In R6SP6 and R12 SP3, creating and enabling the SiteMinder Enable TCP Keep Alive (SM_ENABLE_TCP_KEEPALIVE) environment variable configures the Policy Server to send KeepAlive packets to what appears to the Policy Server as idle Web Agent connections. The initial wait period and the frequency or interval at which the Policy Server sends the packets is based on OS–specific, configurable TCP/IP parameters:
* When the Policy Server must start to send the packets.
* The number of times the Policy Server sends the packets before determining that the Web Agent connection is lost.
* The interval at which the Policy Server sends the packets.
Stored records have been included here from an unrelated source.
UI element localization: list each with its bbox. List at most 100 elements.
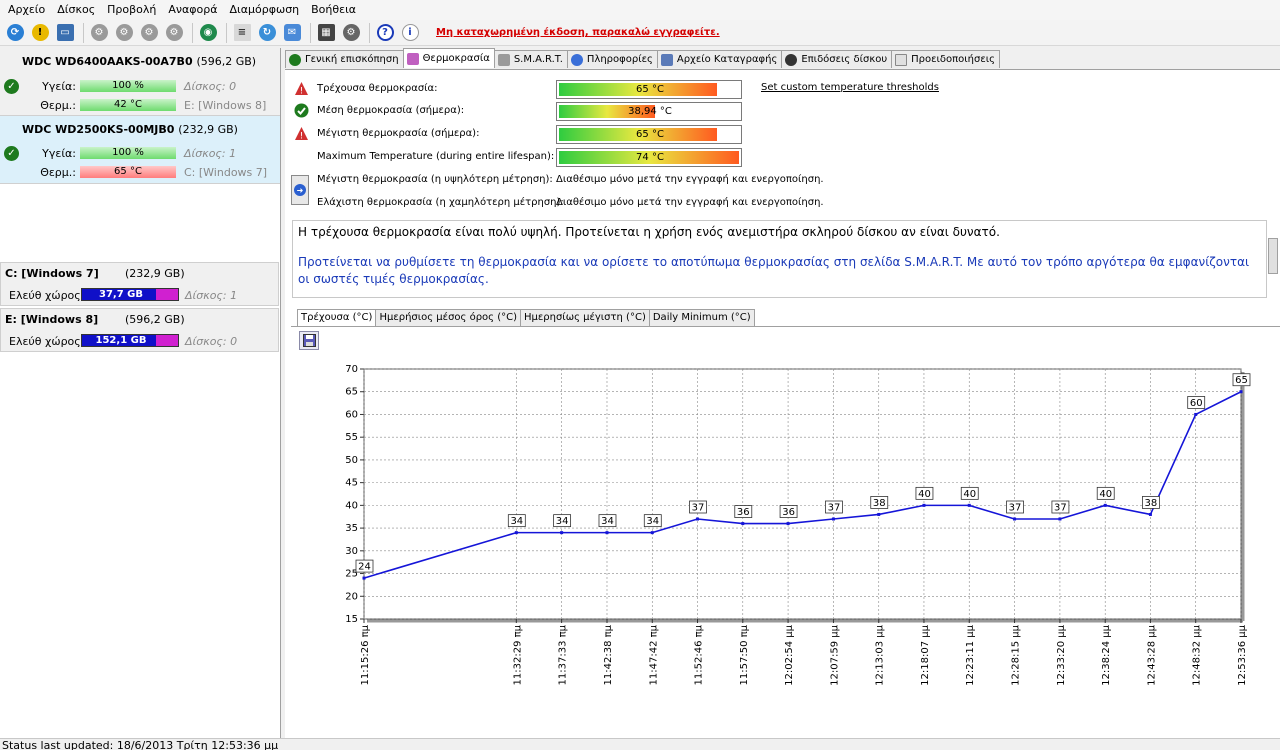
- disk-title: WDC WD6400AAKS-00A7B0 (596,2 GB): [22, 55, 257, 68]
- drive-tool-3-icon: ⚙: [140, 24, 158, 41]
- x-tick-label: 12:18:07 μμ: [920, 624, 931, 685]
- tab-performance[interactable]: Επιδόσεις δίσκου: [781, 50, 893, 68]
- data-label: 34: [556, 516, 569, 527]
- tab-info[interactable]: Πληροφορίες: [566, 50, 658, 68]
- menu-file[interactable]: Αρχείο: [2, 0, 51, 20]
- temp-unavailable-note: Διαθέσιμο μόνο μετά την εγγραφή και ενερ…: [556, 197, 824, 208]
- report-button[interactable]: ≡: [231, 22, 253, 44]
- sync-button[interactable]: ↻: [256, 22, 278, 44]
- health-label: Υγεία:: [42, 79, 76, 93]
- right-scrollbar[interactable]: [1266, 236, 1280, 296]
- chat-icon: ✉: [283, 24, 301, 41]
- data-point: [922, 503, 926, 507]
- registration-link[interactable]: Μη καταχωρημένη έκδοση, παρακαλώ εγγραφε…: [436, 27, 720, 38]
- menu-help[interactable]: Βοήθεια: [305, 0, 362, 20]
- temp-label: Maximum Temperature (during entire lifes…: [317, 151, 555, 162]
- free-space-bar: 37,7 GB: [81, 288, 179, 301]
- menu-report[interactable]: Αναφορά: [162, 0, 223, 20]
- chart-tab-current[interactable]: Τρέχουσα (°C): [297, 309, 377, 326]
- disk-card-0[interactable]: WDC WD6400AAKS-00A7B0 (596,2 GB) ✓ Υγεία…: [0, 48, 280, 116]
- benchmark-icon: ▦: [317, 24, 335, 41]
- data-point: [514, 531, 518, 535]
- data-point: [831, 517, 835, 521]
- data-label: 37: [828, 503, 841, 514]
- drive-tool-3-button[interactable]: ⚙: [138, 22, 160, 44]
- refresh-button[interactable]: ⟳: [4, 22, 26, 44]
- warning-button[interactable]: !: [29, 22, 51, 44]
- chart-tab-daily-average[interactable]: Ημερήσιος μέσος όρος (°C): [375, 309, 521, 326]
- disk-number: Δίσκος: 1: [184, 146, 237, 160]
- x-tick-label: 11:42:38 πμ: [603, 624, 614, 685]
- data-label: 60: [1190, 398, 1203, 409]
- disk-card-1[interactable]: WDC WD2500KS-00MJB0 (232,9 GB) ✓ Υγεία: …: [0, 116, 280, 184]
- drive-tool-4-icon: ⚙: [165, 24, 183, 41]
- data-point: [1058, 517, 1062, 521]
- temp-row-max-record: Μέγιστη θερμοκρασία (η υψηλότερη μέτρηση…: [285, 170, 1185, 190]
- drive-tool-4-button[interactable]: ⚙: [163, 22, 185, 44]
- disk-volumes: C: [Windows 7]: [184, 165, 268, 179]
- chat-button[interactable]: ✉: [281, 22, 303, 44]
- chart-area: 15 20 25 30 35 40 45 50 55 60 65 70 11:15:26 πμ 11:32…: [291, 326, 1280, 739]
- navigate-button[interactable]: ➜: [291, 175, 309, 205]
- data-label: 40: [1099, 489, 1112, 500]
- tab-smart[interactable]: S.M.A.R.T.: [493, 50, 568, 68]
- temp-label: Μέση θερμοκρασία (σήμερα):: [317, 105, 465, 116]
- temp-unavailable-note: Διαθέσιμο μόνο μετά την εγγραφή και ενερ…: [556, 174, 824, 185]
- help-button[interactable]: ?: [374, 22, 396, 44]
- drive-tool-1-button[interactable]: ⚙: [88, 22, 110, 44]
- temp-row-min-record: Ελάχιστη θερμοκρασία (η χαμηλότερη μέτρη…: [285, 193, 1185, 213]
- data-label: 37: [692, 503, 705, 514]
- data-point: [650, 531, 654, 535]
- menu-settings[interactable]: Διαμόρφωση: [224, 0, 306, 20]
- health-bar: 100 %: [80, 80, 176, 92]
- x-tick-label: 12:28:15 μμ: [1011, 624, 1022, 685]
- scroll-thumb[interactable]: [1268, 238, 1278, 274]
- chart-tab-daily-max[interactable]: Ημερησίως μέγιστη (°C): [520, 309, 650, 326]
- temp-bar: 38,94 °C: [556, 102, 742, 121]
- advice-warning-text: Η τρέχουσα θερμοκρασία είναι πολύ υψηλή.…: [298, 225, 1000, 239]
- tab-temperature[interactable]: Θερμοκρασία: [402, 48, 495, 68]
- volume-card-e[interactable]: E: [Windows 8] (596,2 GB) Ελεύθ χώρος 15…: [0, 308, 279, 352]
- temp-bar: 74 °C: [556, 148, 742, 167]
- temp-label: Τρέχουσα θερμοκρασία:: [317, 83, 438, 94]
- volume-card-c[interactable]: C: [Windows 7] (232,9 GB) Ελεύθ χώρος 37…: [0, 262, 279, 306]
- data-label: 37: [1054, 503, 1067, 514]
- data-point: [786, 522, 790, 526]
- data-label: 38: [873, 498, 886, 509]
- gauge-icon: [785, 53, 798, 66]
- volume-size: (232,9 GB): [125, 267, 185, 280]
- data-point: [1239, 390, 1243, 394]
- tab-alerts[interactable]: Προειδοποιήσεις: [891, 50, 1000, 68]
- x-tick-label: 11:52:46 πμ: [693, 624, 704, 685]
- menu-disk[interactable]: Δίσκος: [51, 0, 101, 20]
- tab-log[interactable]: Αρχείο Καταγραφής: [656, 50, 783, 68]
- temp-value: 38,94 °C: [628, 106, 672, 117]
- chart-tab-daily-min[interactable]: Daily Minimum (°C): [648, 309, 755, 326]
- drive-tool-1-icon: ⚙: [90, 24, 108, 41]
- free-space-value: 37,7 GB: [99, 289, 143, 300]
- temp-label: Θερμ.:: [40, 98, 76, 112]
- globe-button[interactable]: ◉: [197, 22, 219, 44]
- drive-tool-2-button[interactable]: ⚙: [113, 22, 135, 44]
- tab-overview[interactable]: Γενική επισκόπηση: [285, 50, 404, 68]
- main-tabs: Γενική επισκόπηση Θερμοκρασία S.M.A.R.T.…: [285, 48, 1000, 69]
- disk-image-button[interactable]: ▭: [54, 22, 76, 44]
- temp-bar: 65 °C: [556, 125, 742, 144]
- free-space-value: 152,1 GB: [95, 335, 147, 346]
- info-button[interactable]: i: [399, 22, 421, 44]
- data-point: [877, 512, 881, 516]
- menu-view[interactable]: Προβολή: [101, 0, 162, 20]
- advice-box: Η τρέχουσα θερμοκρασία είναι πολύ υψηλή.…: [292, 220, 1267, 298]
- info-icon: i: [401, 24, 419, 41]
- info-icon: [570, 53, 583, 66]
- benchmark-button[interactable]: ▦: [315, 22, 337, 44]
- y-tick-label: 20: [345, 591, 358, 602]
- y-tick-label: 70: [345, 364, 358, 375]
- data-point: [1103, 503, 1107, 507]
- y-tick-label: 65: [345, 387, 358, 398]
- data-label: 40: [963, 489, 976, 500]
- y-tick-label: 30: [345, 546, 358, 557]
- gear-button[interactable]: ⚙: [340, 22, 362, 44]
- free-space-label: Ελεύθ χώρος: [9, 335, 81, 348]
- x-tick-label: 11:15:26 πμ: [360, 624, 371, 685]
Note: For more information about configuring TCP/IP parameters, see your OS–specific documentation.
To configure the Policy Server to send KeepAlive packets to idle Web Agent connections, log into the Policy Server host system and do one of the following:
* (Windows) Create the following system environment variable with a value of 1:
SM_ENABLE_TCP_KEEPALIVE
* (UNIX)
a. Create the following system environment variable:
SM_ENABLE_TCP_KEEPALIVE=1
b. Export the environment variable.
Note: The value must be 0 (disabled) or 1 (enabled). If a value other than 0 or 1 is configured, the environment variable is disabled. If the environment variable is disabled, the Policy Server does not send KeepAlive packets to idle Web Agent connections.
Subsequently, in 6SP6CR8 and in R12SP3CR8, another related fix was introduced to improve the connection management mechanism further. If a Policy Server thread hangs in TCP recv(), it doesn't respond to requests. This is because a thread, that has taken a read lock, is waiting on recv() and another thread waiting on the write lock. Since write lock request is pending, all other threads waiting for read lock won't be granted access. This situation gets resolved when recv() call returns and Policy Server recovers.